Semana de Abertura PPGARTES UERJ | agosto 2022 | DEBATE | Christine Mello – PUC-SP / PAPD – UERJ
A pesquisa Arte, imagens em rede e corpos políticos (2022-2023) aborda relações entre arte e sociedade a partir da perspectiva da imagem nas redes sociais, com enfoque nas políticas dos corpos e nas comunidades por elas agenciadas.
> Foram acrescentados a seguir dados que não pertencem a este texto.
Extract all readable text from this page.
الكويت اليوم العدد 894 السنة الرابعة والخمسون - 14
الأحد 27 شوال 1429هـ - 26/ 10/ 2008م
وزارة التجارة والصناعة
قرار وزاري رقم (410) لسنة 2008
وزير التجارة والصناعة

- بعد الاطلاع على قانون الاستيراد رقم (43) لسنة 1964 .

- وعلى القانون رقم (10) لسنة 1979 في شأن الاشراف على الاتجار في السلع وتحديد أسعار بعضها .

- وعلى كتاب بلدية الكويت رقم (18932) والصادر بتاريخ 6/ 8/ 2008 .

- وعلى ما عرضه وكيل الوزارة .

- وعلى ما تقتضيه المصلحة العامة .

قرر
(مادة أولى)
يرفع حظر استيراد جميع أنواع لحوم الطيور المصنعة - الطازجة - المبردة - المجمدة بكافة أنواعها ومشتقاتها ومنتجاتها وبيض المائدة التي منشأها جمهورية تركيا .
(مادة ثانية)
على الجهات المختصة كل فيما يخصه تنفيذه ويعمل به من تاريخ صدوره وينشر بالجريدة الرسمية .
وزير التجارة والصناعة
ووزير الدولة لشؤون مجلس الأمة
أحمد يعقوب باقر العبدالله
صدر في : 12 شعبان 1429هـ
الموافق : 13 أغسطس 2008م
Nesse contexto, observamos no presente debate Arte, mídia e política: o autoritarismo em questão as proposições artísticas Odiolândia (2017) e Botannica Tirannica (2022), de Giselle Beiguelman (São Paulo, 1962) a partir das noções de globalitarismo do geógrafo crítico Milton Santos (Brotas de Macaúbas, Bahia, 1926-2001), de discurso de ódio do cientista social Luiz Valério Trindade e de peste fascista, assim denominada pela psicanalista, curadora e crítica de arte Suely Rolnik (São Paulo, 1948), que não pode ser separada do racismo estrutural e dos regimes do inconsciente colonial-patriarcal agenciados nas redes sociais.
Odiolândia (2017)
Botannica Tirannica (2022)
Se o globalitarismo sob a forma do capitalismo de vigilância (dada-dados, Big Data) e suas imagens em rede implementam o regime de visualidade algorítmica ao mesmo tempo que atuam fora da ética, produzindo fenômenos como os discursos de ódio tão próprios às redes sociais, observamos de que modo a arte nestes contextos responde sob a forma de uma posição ética, diante do que é mais vulnerável e traumático, como o racismo, a xenofobia, as desigualdades sociais e a discriminação de gênero.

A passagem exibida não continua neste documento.